Dans les caisses de retraite : agents excédés, assurés en détresse
Informations ouvrières a rencontré des agents d’une caisse régionale de retraite et de santé au travail (Carsat), alors que la « réforme » des retraites est censée entrer en application dans deux mois, le 1er septembre.

Les agents sont-ils très sollicités pour répondre sur la mise en œuvre de la « réforme » des retraites ?
Les agents sont sollicités continuellement par les assurés, que ce soit par téléphone, courrier ou mail. Notre organisme a organisé un forum ainsi qu’une opération « rendez-vous retraite » où aucun agent n’a été capable de renseigner les assurés étant donné qu’à l’heure d’aujourd’hui, la quasi-totalité des décrets d’application de la loi ne sont pas sortis, les éléments d’application ne sont pas connus.
C’est d’ailleurs les raisons qui expliquent le désarroi des collègues qui considèrent qu’ils doivent être en capacité d’informer les assurés sur leurs droits à la retraite.
Les agents n’en peuvent plus parce qu’ils ne sont pas indifférents à la situation des assurés.
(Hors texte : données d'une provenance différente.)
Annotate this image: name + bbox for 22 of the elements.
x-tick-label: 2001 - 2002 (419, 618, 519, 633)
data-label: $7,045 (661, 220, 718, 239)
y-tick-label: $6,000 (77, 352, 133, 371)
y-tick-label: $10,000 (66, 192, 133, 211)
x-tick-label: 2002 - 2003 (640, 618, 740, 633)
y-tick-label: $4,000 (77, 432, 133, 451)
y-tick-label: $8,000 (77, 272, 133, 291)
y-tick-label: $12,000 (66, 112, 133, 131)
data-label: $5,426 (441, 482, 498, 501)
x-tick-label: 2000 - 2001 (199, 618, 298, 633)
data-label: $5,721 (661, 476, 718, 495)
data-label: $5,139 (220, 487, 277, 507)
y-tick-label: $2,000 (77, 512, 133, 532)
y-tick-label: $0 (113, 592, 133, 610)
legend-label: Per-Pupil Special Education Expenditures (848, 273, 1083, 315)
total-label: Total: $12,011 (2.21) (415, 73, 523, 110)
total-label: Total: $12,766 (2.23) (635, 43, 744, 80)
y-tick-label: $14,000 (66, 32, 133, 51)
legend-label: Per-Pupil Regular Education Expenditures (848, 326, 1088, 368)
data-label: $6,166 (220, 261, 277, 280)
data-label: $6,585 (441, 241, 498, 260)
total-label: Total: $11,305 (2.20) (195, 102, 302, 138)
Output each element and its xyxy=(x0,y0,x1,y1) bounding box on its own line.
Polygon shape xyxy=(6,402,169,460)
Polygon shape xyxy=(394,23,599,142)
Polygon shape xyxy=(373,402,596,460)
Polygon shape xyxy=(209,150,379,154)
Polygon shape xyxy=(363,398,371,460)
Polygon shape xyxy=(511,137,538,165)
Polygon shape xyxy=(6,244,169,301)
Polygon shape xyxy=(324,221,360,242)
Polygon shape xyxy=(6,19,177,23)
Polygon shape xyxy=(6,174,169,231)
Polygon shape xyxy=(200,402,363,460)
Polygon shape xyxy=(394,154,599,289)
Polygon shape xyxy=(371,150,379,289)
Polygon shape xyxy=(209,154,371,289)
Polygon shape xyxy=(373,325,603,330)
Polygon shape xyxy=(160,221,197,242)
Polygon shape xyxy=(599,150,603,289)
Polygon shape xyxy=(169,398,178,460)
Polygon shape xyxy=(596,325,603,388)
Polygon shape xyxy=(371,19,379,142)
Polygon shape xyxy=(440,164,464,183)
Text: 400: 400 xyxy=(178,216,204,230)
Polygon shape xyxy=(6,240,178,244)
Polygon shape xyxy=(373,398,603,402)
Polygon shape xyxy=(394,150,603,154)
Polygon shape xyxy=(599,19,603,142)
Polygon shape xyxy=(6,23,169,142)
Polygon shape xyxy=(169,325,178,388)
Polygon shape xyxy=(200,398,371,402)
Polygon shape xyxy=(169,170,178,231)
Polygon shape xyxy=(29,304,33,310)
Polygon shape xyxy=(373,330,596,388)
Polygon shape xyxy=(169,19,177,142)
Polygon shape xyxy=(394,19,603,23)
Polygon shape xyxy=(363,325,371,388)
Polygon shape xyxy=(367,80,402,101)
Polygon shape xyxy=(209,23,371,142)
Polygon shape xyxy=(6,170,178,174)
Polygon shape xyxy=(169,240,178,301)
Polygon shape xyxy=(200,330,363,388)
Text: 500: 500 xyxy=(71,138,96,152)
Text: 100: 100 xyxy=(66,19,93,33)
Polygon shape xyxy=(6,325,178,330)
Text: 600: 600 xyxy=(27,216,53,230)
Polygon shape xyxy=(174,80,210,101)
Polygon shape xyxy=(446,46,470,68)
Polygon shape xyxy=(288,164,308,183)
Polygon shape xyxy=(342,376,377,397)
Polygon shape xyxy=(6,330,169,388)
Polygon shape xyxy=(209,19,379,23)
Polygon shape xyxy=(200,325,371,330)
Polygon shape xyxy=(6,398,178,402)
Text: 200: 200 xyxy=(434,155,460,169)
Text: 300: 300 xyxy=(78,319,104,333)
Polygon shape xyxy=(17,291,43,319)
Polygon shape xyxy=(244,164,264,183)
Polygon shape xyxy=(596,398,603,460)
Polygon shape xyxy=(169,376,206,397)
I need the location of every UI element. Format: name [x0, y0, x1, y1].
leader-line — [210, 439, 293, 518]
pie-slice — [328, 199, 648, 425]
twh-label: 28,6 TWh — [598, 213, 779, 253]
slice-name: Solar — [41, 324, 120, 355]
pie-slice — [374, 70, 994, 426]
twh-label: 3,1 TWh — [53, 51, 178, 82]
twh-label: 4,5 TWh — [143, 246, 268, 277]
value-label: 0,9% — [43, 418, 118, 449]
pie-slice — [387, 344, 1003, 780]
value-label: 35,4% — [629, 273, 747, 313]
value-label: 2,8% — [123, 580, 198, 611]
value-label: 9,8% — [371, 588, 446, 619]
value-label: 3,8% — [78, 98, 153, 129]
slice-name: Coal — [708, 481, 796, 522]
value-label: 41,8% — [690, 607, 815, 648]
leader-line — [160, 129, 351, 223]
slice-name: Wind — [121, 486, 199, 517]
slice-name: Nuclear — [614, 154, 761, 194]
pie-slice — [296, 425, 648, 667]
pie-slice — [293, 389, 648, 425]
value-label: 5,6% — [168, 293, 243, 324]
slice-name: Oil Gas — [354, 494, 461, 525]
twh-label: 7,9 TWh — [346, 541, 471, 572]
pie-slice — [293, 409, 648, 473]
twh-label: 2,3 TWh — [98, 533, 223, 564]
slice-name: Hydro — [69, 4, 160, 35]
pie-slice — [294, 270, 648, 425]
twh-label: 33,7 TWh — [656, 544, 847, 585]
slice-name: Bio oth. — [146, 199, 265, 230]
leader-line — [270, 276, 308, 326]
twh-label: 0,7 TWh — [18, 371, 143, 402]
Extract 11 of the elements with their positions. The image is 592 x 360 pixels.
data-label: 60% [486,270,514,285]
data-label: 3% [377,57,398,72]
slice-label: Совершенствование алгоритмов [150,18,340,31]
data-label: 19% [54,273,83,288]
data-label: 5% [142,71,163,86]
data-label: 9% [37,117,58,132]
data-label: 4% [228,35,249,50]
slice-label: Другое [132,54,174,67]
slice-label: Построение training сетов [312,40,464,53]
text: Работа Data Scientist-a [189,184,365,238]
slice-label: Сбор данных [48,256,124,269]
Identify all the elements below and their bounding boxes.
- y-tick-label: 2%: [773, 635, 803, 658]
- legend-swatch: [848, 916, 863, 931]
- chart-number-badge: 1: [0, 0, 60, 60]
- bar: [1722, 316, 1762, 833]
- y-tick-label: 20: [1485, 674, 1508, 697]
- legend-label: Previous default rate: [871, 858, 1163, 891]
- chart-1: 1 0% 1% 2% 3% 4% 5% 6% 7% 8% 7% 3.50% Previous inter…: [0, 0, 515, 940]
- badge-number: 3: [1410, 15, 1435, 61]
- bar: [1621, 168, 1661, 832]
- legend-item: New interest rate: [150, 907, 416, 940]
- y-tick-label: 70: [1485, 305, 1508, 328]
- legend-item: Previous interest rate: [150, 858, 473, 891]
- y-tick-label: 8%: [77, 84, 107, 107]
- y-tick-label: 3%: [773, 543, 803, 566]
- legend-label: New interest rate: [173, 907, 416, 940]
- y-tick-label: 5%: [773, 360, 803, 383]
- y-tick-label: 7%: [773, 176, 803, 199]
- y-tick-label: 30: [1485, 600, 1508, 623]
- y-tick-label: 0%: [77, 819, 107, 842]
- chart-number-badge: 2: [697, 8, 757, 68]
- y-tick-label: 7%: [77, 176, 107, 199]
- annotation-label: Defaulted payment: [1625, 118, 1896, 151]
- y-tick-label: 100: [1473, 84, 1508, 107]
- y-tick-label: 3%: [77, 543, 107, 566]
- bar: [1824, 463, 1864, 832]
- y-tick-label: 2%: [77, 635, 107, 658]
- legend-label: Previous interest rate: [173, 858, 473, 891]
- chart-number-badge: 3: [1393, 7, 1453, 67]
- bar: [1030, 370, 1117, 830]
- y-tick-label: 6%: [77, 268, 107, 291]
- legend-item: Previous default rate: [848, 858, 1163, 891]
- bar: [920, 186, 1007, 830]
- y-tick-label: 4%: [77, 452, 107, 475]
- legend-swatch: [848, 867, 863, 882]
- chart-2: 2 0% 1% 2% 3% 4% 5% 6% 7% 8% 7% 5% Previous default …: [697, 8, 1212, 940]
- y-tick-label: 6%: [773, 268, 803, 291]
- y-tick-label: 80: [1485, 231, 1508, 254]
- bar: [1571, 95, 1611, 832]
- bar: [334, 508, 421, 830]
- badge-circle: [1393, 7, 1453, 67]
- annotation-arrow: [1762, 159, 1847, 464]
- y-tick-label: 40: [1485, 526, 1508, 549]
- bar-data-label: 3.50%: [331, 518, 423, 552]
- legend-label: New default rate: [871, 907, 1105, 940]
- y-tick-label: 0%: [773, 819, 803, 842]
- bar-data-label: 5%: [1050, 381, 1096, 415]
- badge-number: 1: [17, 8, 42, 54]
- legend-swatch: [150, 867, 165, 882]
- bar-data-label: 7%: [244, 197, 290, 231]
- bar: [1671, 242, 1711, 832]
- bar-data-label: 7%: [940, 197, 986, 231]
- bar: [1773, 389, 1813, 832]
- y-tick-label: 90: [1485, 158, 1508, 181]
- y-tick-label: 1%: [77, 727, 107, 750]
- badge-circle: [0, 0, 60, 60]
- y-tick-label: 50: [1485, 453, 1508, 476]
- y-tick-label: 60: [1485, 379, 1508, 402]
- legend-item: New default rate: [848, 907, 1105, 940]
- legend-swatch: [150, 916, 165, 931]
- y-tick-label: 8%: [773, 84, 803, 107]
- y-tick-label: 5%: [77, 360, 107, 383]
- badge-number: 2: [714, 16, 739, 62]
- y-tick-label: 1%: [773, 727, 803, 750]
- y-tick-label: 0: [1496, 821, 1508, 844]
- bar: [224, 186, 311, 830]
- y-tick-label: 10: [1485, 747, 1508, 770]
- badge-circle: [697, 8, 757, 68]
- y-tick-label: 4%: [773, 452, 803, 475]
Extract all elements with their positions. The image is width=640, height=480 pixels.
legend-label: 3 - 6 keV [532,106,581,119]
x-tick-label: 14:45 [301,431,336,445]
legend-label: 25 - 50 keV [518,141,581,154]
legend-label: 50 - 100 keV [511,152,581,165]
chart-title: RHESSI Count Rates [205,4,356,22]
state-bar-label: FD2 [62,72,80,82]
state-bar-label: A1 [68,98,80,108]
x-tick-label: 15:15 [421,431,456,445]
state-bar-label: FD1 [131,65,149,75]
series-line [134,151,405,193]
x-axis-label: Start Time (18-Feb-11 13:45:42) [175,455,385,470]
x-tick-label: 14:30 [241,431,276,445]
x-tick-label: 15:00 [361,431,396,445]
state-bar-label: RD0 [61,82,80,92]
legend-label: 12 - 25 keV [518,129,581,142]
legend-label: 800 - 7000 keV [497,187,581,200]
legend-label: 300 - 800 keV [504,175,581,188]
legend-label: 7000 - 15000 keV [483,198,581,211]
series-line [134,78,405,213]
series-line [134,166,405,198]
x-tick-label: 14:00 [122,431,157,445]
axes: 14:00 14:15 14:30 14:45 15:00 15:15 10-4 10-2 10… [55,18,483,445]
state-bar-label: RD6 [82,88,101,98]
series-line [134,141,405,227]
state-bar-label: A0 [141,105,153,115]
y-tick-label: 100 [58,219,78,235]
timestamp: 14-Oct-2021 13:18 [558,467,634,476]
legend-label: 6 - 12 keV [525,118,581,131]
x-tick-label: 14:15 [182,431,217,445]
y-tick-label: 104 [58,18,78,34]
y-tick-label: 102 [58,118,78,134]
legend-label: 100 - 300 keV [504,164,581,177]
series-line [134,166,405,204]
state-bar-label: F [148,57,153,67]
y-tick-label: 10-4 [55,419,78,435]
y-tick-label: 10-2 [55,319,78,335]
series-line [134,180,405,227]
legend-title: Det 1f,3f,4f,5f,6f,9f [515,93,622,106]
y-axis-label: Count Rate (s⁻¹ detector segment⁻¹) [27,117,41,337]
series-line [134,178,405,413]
D’un côté, le directeur de la Caisse nationale explique à qui veut l’entendre et aux journaux qui s’en font l’écho que « tout est prêt ».
Et les agents doivent expliquer aux assurés : « Repassez dans trois mois, on ne peut rien vous dire ! » C’est honteux, disent les collègues excédés par cette situation.
Les agents ont-ils eu une formation pour répondre aux assurés ?
Les agents n’ont eu aucune formation, aucune information. Ils sont démunis face aux assurés. On ne leur interdit pas de répondre, on ne leur donne pas les moyens de répondre. Aujourd’hui, les agents ne savent rien des mesures d’application de la loi et refusent de donner ce qui ne serait qu’un point de vue personnel.
Ils ne prennent pas à la légère les renseignements qu’ils donnent aux assurés, ils voudraient pouvoir les renseigner, mais ils ne peuvent pas.
Qu’en est-il des dossiers déposés par des assurés nés en 1961 et demandant leur pension à compter du 1er septembre 2023 et les mois suivants ?
Tous les dossiers des assurés nés à partir de septembre 1961 sont massivement bloqués en attente des décrets d’application (2 seulement sont connus aujourd’hui sur les 31 prévus) et du fait de l’impossibilité, dans cette situation, de mettre à jour le traitement informatique.
Une fois encore, le directeur de la Caisse nationale annonce que « tout sera prêt mi-juillet ».
Aucun agent, aucun cadre, quel que soit son secteur professionnel, n’y croit. Les délais sont impossibles à tenir.
Même les services informatiques sollicités sur l’actualisation des logiciels nécessaires sont effrayés par les effets d’annonce et leurs conséquences.
Dans notre organisme, les employés et cadres essaient au mieux d’anticiper cette situation en préparant tout ce qui est possible sur les dossiers, mais c’est bien peu, disent-ils au regard de ce qui serait nécessaire pour éviter la catastrophe et que les retraités puissent être payés dans les temps.
Quel est le nombre de dossiers en stock dans cette situation ?
Dans notre caisse, chez nous, on estime à plus de 20 000 le nombre des dossiers en stock. Nous ne parlons là que des dossiers retraite pour les nouveaux retraités. Il faut ajouter à ce chiffre tous les dossiers des assurés aux faibles ressources devant être portés au minimum vieillesse, sans oublier les dossiers pour lesquels nous avons fait des liquidations provisoires et qui doivent être repris pour que les assurés bénéficient de la totalité de leurs droits.
Là encore, les collègues nous ont fait état de leurs inquiétudes sur le passage de ces dossiers sur le nouveau logiciel.
Quelle est la situation des services à la veille des congés d’été ?
Elle est catastrophique. Les agents ne cessent de nous dire : « Les assurés nous appellent, et nous, on ne peut pas répondre. Ils nous demandent des explications et on ne peut pas leur donner. Sans oublier tout le retard accumulé, les retraités qui devraient bénéficier de leur retraite et qui nous disent : “Je vais être expulsé, j’ai des dettes, je n’y arrive plus.” » Cette situation ne peut pas durer.